Obamacare requires states to coordinate their Medicaid eligibility and enrollment systems with the exchange’s systems, even if the state has opted not to operate an exchange. The bill would have repealed that requirement, after a two-year delay. States would have been free to coordinate if they so choose.
Medicaid Disproportionate Share Hospital Payments
Prior to Obamacare, the federal government provided an allotment to states to compensate hospitals that treat a disproportionate share of low-income patients. Obamacare cut those payments, and the bill would have restored them.
Providing Relief from Obamacare’s Taxes
The bill would have repealed Obamacare’s 40 percent tax on employer-sponsored health plans that exceed a certain dollar threshold, commonly known as the “Cadillac tax.”
Over-the-counter medicine tax
Obamacare prohibits people from purchasing over-the-counter health care items with funds in their health savings accounts, flexible spending accounts, or health reimbursement accounts. The bill would have repealed this prohibition.
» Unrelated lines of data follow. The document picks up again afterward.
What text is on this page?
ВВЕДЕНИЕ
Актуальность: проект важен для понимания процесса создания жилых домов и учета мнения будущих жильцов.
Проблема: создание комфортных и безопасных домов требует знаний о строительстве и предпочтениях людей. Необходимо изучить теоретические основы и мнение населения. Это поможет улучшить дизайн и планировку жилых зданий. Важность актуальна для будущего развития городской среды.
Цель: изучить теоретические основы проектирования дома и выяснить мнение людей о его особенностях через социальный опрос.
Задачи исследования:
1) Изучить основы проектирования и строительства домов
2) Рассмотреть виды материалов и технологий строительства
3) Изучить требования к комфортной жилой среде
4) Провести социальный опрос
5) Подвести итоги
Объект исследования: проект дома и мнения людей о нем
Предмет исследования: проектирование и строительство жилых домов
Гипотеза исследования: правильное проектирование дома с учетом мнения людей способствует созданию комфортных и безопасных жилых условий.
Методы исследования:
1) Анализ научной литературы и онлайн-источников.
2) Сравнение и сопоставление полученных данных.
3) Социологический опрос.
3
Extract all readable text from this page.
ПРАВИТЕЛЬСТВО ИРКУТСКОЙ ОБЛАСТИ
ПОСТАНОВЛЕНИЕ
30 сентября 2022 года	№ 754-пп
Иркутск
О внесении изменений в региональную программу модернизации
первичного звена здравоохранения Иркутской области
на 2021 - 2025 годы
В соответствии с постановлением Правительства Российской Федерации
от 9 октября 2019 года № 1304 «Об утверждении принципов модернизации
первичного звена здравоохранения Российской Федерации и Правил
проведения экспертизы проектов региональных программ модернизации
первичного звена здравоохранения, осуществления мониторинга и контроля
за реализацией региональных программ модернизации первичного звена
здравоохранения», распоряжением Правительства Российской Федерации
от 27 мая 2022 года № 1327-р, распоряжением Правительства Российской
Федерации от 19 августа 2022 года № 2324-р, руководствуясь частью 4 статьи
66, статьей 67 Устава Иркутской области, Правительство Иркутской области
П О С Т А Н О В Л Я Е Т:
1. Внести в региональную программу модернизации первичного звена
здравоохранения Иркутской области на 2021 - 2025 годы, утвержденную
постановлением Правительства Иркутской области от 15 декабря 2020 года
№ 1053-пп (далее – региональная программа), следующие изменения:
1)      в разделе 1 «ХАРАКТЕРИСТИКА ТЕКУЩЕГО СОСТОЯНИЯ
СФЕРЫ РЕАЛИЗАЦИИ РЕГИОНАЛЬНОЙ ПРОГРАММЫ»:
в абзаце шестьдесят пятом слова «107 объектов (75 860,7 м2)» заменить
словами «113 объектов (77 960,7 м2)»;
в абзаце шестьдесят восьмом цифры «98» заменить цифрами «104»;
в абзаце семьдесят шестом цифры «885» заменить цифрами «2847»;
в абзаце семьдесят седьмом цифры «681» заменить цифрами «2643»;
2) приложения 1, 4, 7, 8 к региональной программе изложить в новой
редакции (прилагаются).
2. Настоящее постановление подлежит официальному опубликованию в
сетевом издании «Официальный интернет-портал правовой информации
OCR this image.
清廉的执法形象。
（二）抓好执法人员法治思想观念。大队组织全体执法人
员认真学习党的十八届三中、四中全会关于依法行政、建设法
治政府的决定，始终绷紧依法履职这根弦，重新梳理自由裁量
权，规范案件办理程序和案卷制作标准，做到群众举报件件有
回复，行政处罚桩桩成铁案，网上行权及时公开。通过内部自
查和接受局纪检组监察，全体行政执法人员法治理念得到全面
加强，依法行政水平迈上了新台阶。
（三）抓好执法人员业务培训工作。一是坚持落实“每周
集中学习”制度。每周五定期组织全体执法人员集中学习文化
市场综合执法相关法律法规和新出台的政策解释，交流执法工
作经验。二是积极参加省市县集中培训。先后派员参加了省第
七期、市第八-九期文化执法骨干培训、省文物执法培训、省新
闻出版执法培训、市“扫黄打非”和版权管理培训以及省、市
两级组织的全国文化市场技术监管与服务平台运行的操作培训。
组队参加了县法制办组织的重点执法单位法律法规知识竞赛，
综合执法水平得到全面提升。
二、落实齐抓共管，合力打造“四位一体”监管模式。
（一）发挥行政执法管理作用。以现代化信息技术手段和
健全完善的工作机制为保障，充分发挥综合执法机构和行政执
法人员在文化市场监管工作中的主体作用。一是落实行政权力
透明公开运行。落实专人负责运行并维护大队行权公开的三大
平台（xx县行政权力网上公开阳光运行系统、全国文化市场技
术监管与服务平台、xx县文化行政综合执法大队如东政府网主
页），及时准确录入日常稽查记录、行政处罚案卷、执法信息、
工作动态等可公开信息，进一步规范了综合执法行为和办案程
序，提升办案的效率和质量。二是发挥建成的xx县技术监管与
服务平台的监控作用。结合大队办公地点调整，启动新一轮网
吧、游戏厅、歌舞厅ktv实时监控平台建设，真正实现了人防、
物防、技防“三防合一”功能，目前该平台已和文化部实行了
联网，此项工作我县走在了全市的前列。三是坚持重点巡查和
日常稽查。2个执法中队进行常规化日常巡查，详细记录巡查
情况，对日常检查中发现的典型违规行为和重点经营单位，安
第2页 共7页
Tax increase on improper HSA disbursements
Prior to Obamacare, there was a 10 percent tax on distributions from a health savings account that were used for non-qualified purchases. Obamacare increased the tax penalty to 20 percent. The bill would have restored the penalty to 10 percent.
Tax limits on FSAs
Prior to Obamacare, employers could allow employees to receive a portion of their salary in a health flexible spending account, without the FSA compensation being taxed (just as employer sponsored health insurance is not taxed). Obamacare limited contributions to FSAs to $2,500 per year. The bill would have repealed this restriction.
Prescription drug tax
Obamacare imposes an annual fee on manufacturers and importers of prescription drugs. The bill would have repealed this tax.
Medical device tax
The bill would have repealed Obamacare’s 2.3 percent tax on gross sales of medical devices.
Health insurance tax
Obamacare imposes an annual fee on health insurers, which is eventually passed on to consumers. The bill would have repealed this tax.
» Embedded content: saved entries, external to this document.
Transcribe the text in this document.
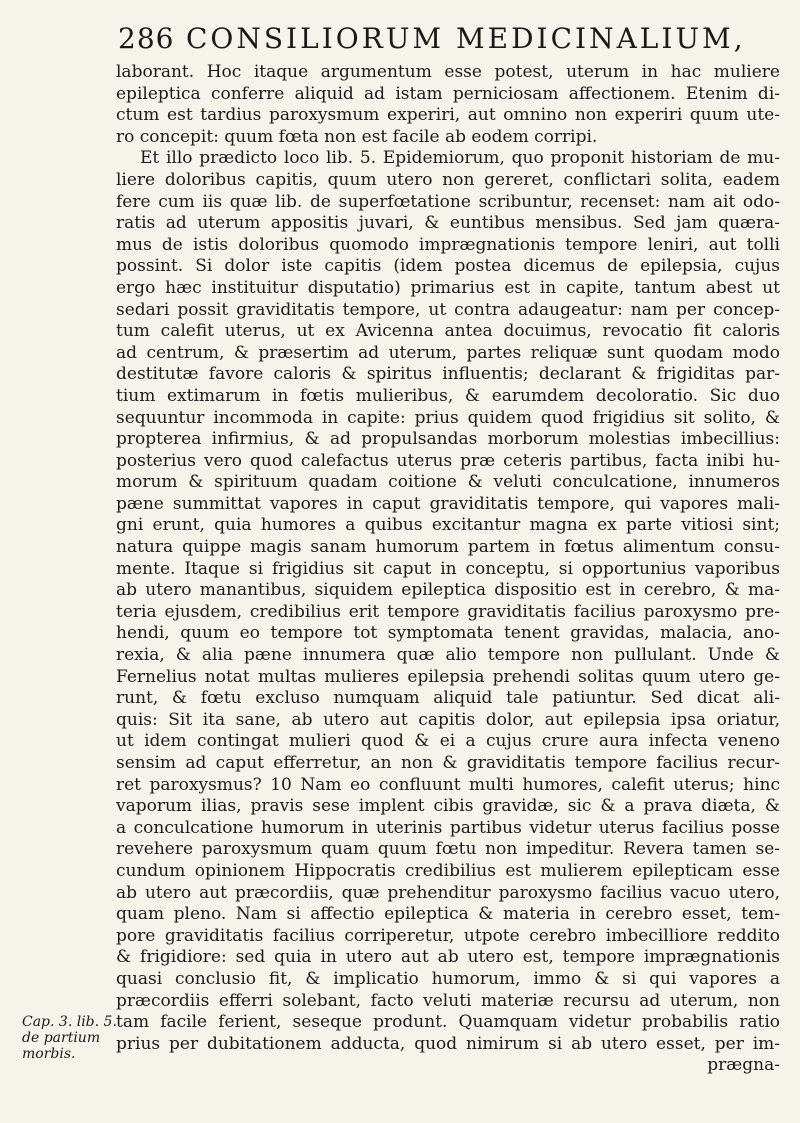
286 CONSILIORUM MEDICINALIUM,
laborant. Hoc itaque argumentum esse potest, uterum in hac muliere
epileptica conferre aliquid ad istam perniciosam affectionem. Etenim di-
ctum est tardius paroxysmum experiri, aut omnino non experiri quum ute-
ro concepit: quum fœta non est facile ab eodem corripi.
Et illo prædicto loco lib. 5. Epidemiorum, quo proponit historiam de mu-
liere doloribus capitis, quum utero non gereret, conflictari solita, eadem
fere cum iis quæ lib. de superfœtatione scribuntur, recenset: nam ait odo-
ratis ad uterum appositis juvari, & euntibus mensibus. Sed jam quæra-
mus de istis doloribus quomodo imprægnationis tempore leniri, aut tolli
possint. Si dolor iste capitis (idem postea dicemus de epilepsia, cujus
ergo hæc instituitur disputatio) primarius est in capite, tantum abest ut
sedari possit graviditatis tempore, ut contra adaugeatur: nam per concep-
tum calefit uterus, ut ex Avicenna antea docuimus, revocatio fit caloris
ad centrum, & præsertim ad uterum, partes reliquæ sunt quodam modo
destitutæ favore caloris & spiritus influentis; declarant & frigiditas par-
tium extimarum in fœtis mulieribus, & earumdem decoloratio. Sic duo
sequuntur incommoda in capite: prius quidem quod frigidius sit solito, &
propterea infirmius, & ad propulsandas morborum molestias imbecillius:
posterius vero quod calefactus uterus præ ceteris partibus, facta inibi hu-
morum & spirituum quadam coitione & veluti conculcatione, innumeros
pæne summittat vapores in caput graviditatis tempore, qui vapores mali-
gni erunt, quia humores a quibus excitantur magna ex parte vitiosi sint;
natura quippe magis sanam humorum partem in fœtus alimentum consu-
mente. Itaque si frigidius sit caput in conceptu, si opportunius vaporibus
ab utero manantibus, siquidem epileptica dispositio est in cerebro, & ma-
teria ejusdem, credibilius erit tempore graviditatis facilius paroxysmo pre-
hendi, quum eo tempore tot symptomata tenent gravidas, malacia, ano-
rexia, & alia pæne innumera quæ alio tempore non pullulant. Unde &
Fernelius notat multas mulieres epilepsia prehendi solitas quum utero ge-
runt, & fœtu excluso numquam aliquid tale patiuntur. Sed dicat ali-
quis: Sit ita sane, ab utero aut capitis dolor, aut epilepsia ipsa oriatur,
ut idem contingat mulieri quod & ei a cujus crure aura infecta veneno
sensim ad caput efferretur, an non & graviditatis tempore facilius recur-
ret paroxysmus? 10 Nam eo confluunt multi humores, calefit uterus; hinc
vaporum ilias, pravis sese implent cibis gravidæ, sic & a prava diæta, &
a conculcatione humorum in uterinis partibus videtur uterus facilius posse
revehere paroxysmum quam quum fœtu non impeditur. Revera tamen se-
cundum opinionem Hippocratis credibilius est mulierem epilepticam esse
ab utero aut præcordiis, quæ prehenditur paroxysmo facilius vacuo utero,
quam pleno. Nam si affectio epileptica & materia in cerebro esset, tem-
pore graviditatis facilius corriperetur, utpote cerebro imbecilliore reddito
& frigidiore: sed quia in utero aut ab utero est, tempore imprægnationis
quasi conclusio fit, & implicatio humorum, immo & si qui vapores a
præcordiis efferri solebant, facto veluti materiæ recursu ad uterum, non
tam facile ferient, seseque produnt. Quamquam videtur probabilis ratio
prius per dubitationem adducta, quod nimirum si ab utero esset, per im-
prægna-
Cap. 3. lib. 5.
de partium
morbis.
Deduction for employer-provided prescription drug coverage for retirees
Obamacare limited the deductibility of employer provided prescription drug coverage for retirees, when the employer also received a Part D subsidy. The bill would have reversed that policy.
Chronically ill tax increase
Prior to Obamacare, people who had health care costs exceeding 7.5 percent of their adjusted gross income could deduct those costs from their taxes. Obamacare increased that threshold to 10 percent. The bill would have reversed that tax increase.
Additional Medicare tax
Obamacare imposes an additional 0.9 percent surtax on taxpayer income above $200,000 for individuals and $250,000 for couples. The bill would have repealed that surtax.
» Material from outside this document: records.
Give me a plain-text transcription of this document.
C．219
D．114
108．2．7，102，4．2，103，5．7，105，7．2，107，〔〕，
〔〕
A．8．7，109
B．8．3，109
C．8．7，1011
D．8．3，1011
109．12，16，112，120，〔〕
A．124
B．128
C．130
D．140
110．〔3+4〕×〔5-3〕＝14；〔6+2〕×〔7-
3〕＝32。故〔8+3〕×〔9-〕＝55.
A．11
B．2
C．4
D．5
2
The bill would have repealed Obamacare’s 10 percent excise tax on indoor tanning services.
Net investment tax
Obamacare imposes a 3.8 percent tax on investment income over $200,000 for an individual and $250,000 for couples. The bill would have repealed this tax.
Obamacare limits the deductibility of compensation for people working for health insurance companies that exceeds $500,000. The bill would have repealed this provision.
Economic substance doctrine
Obamacare codified the “economic substance doctrine,” which was a judicial doctrine courts had used to deny tax benefits when the transaction lacked economic substance. The bill would have repealed this provision.
Ending Obamacare’s Raid on Medicare
Obamacare raided more than $700 billion from Medicare to fund a new entitlement. The bill would have instructed the secretary of the Treasury to transfer the full amount of on-budget savings from the bill between fiscal years 2016 and 2025 to the Federal Hospital Insurance Trust Fund.